Sejarah Pendidikan Islam Bani Abbasiyah



SEJARAH PENDIDIKAN ISLAM PADA MASA
BANI ABBASIYAH

Disusun untuk memenuhi tugas mata kuliah Sejarah Pendidikan Islam
Dosen Pengampu: Dr. Muqowim, M. Ag

Disusun Oleh:
Ummu Mawaddah
11410189
VI-PAI-E

PENDIDIKAN AGAMA ISLAM
FAKULTAS ILMU TARBIYAH DAN ILMU KEGURUAN
UNIVERSITAS ISLAM NEGERI SUNAN KALIJAGA YOGYAKARTA
2014


BAB I
PENDAHULUAN

A.    Latar belakang
Dinasti Bani Abbassiyah terbentuk melalui proses perebutan kekuasaan dari Bani Umayyah.
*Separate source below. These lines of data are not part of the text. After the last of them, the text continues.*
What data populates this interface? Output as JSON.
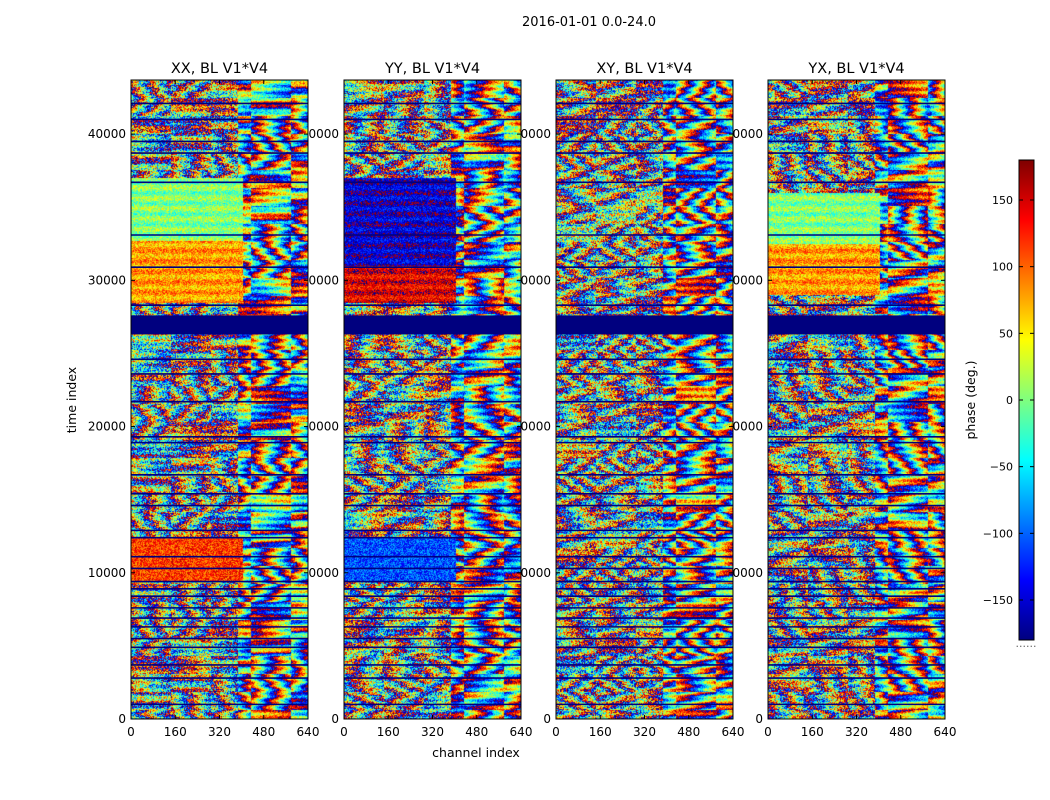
{
  "chart_data": {
    "type": "heatmap",
    "title": "2016-01-01 0.0-24.0",
    "xlabel": "channel index",
    "ylabel": "time index",
    "colorbar": {
      "label": "phase (deg.)",
      "range": [
        -180,
        180
      ],
      "ticks": [
        150,
        100,
        50,
        0,
        -50,
        -100,
        -150
      ],
      "tick_labels": [
        "150",
        "100",
        "50",
        "0",
        "−50",
        "−100",
        "−150"
      ],
      "footer": "......",
      "colormap": [
        "#00007f",
        "#0000ff",
        "#007fff",
        "#00ffff",
        "#7fff7f",
        "#ffff00",
        "#ff7f00",
        "#ff0000",
        "#7f0000"
      ]
    },
    "xlim": [
      0,
      640
    ],
    "ylim": [
      0,
      43700
    ],
    "xticks": [
      0,
      160,
      320,
      480,
      640
    ],
    "yticks": [
      0,
      10000,
      20000,
      30000,
      40000
    ],
    "ytick_labels_first": [
      "0",
      "10000",
      "20000",
      "30000",
      "40000"
    ],
    "ytick_labels_other": [
      "0",
      "0000",
      "0000",
      "0000",
      "0000"
    ],
    "flagged_rows": [
      [
        26300,
        27600
      ]
    ],
    "separator_rows": [
      1000,
      2800,
      3700,
      4900,
      5500,
      6300,
      6900,
      7600,
      8400,
      8900,
      9400,
      10300,
      11100,
      12400,
      12900,
      14600,
      15400,
      16700,
      18900,
      19300,
      21700,
      23600,
      24600,
      28300,
      30900,
      33100,
      36700,
      38700,
      39500,
      41000,
      42100
    ],
    "panels": [
      {
        "title": "XX, BL V1*V4",
        "smooth_band": [
          28500,
          37000
        ],
        "smooth_color": "#7fff7f",
        "smooth_color2": "#ffff00",
        "warm_band": [
          9500,
          12500
        ],
        "warm_color": "#ff7f00"
      },
      {
        "title": "YY, BL V1*V4",
        "smooth_band": [
          28500,
          37000
        ],
        "smooth_color": "#0000cf",
        "smooth_color2": "#ff2000",
        "warm_band": [
          9500,
          12500
        ],
        "warm_color": "#0040ff"
      },
      {
        "title": "XY, BL V1*V4",
        "smooth_band": null,
        "smooth_color": null,
        "smooth_color2": null,
        "warm_band": null,
        "warm_color": null
      },
      {
        "title": "YX, BL V1*V4",
        "smooth_band": [
          29000,
          36000
        ],
        "smooth_color": "#ff7f00",
        "smooth_color2": "#ffff00",
        "warm_band": null,
        "warm_color": null
      }
    ]
  }
}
Dengan dasar pemikiran bahwa kekuasaan harus berasal dari keturunan yang berhubungan dengan Nabi Muhammad SAW, maka Abu al-Abbas al-Saffah yang didukung oleh seorang panglima yaitu, Abu Muslim al-Khurasani serta berbagai kelompok pemberontak, seperti kaum Syiah, oposisi pimpinan al-Mukhtar, dan lainnya, berhasil mengalahkan khalifah Bani Umayyah terakhir, yaitu Khalifah Marwan II pada tahun 750 M/132 H.
Secara umum keadaan sosial, politik, dan keagamaan pada zaman Abbasiyah telah mencapai perkembangan dan kemajuan dibandingkan dengan zaman sebelumnya. Zaman Bani Abbas-lah dunia islam mencapai puncak kejayaan dan keemasannya di dunia. Namun dari semua khalifah yang Bani Abbas, tentu tidak semua khalifah memiliki karakter sebagai khalifah yang cerdas, berani, bertanggung jawab, cinta ilmu, dan berkepribadian mulia. Diantara meraka ada yang kemampuan akhlaknya yang kurang baik, bahkan dapat dikatakan lemah. Inilah yang selanjutnya menyebabkan dinasti Abbasiyah mengalami kehancuran.
B.     Rumusan Masalah
  1. Bagaimana sejarah singkat berdirinya Daulah/Bani Abbasiyah?
2.      Bagaimana sejarah perkembangan dan tujuan pendidikan Bani Abbasiyah?
3.      Bagaimana kurikulum dan metode pendidikan Bani Abbasiyah?
4.      Bagaimana rekonstruksi kurikulum pendidikan Islam?




BAB II
PEMBAHASAN

A.    Sejarah Singkat Berdirinya Daulah/Bani Abbasiyah
Berdirinya Daulah Abbasiyah diawali dengan dua strategi, yaitu: satu dengan sistem mencari pendukung dan penyebaran ide secara rahasia, hal ini sudah berlangsung sejak akhir abad pertama hijriah yang bermarkas di Syam dan tempatnya di al-Hamimah. Sistem ini berakhir dengan bergabungnya Abu Muslim al-Khurasani pada Jam’iyah yang sepakat atas terbentuknya Daulah Abbasiyah. Sedangkan strategi kedua dilanjutkan dengan terang-terangan dan himbauan-himbauan di forum-forum resmi untuk mendirikan Daulah Abbasiyah berlanjut dengan peperangan melawan Daulah Umawiyah. Dari dua strategi yang duterapkan oleh Muhammad bin Al-‘Abasy dan kawan-kawannya sejak akhir abad pertama sampai 132 H akhirnya membuahkan hasil dengan berdirinya Daulah Abbasiyah.[1]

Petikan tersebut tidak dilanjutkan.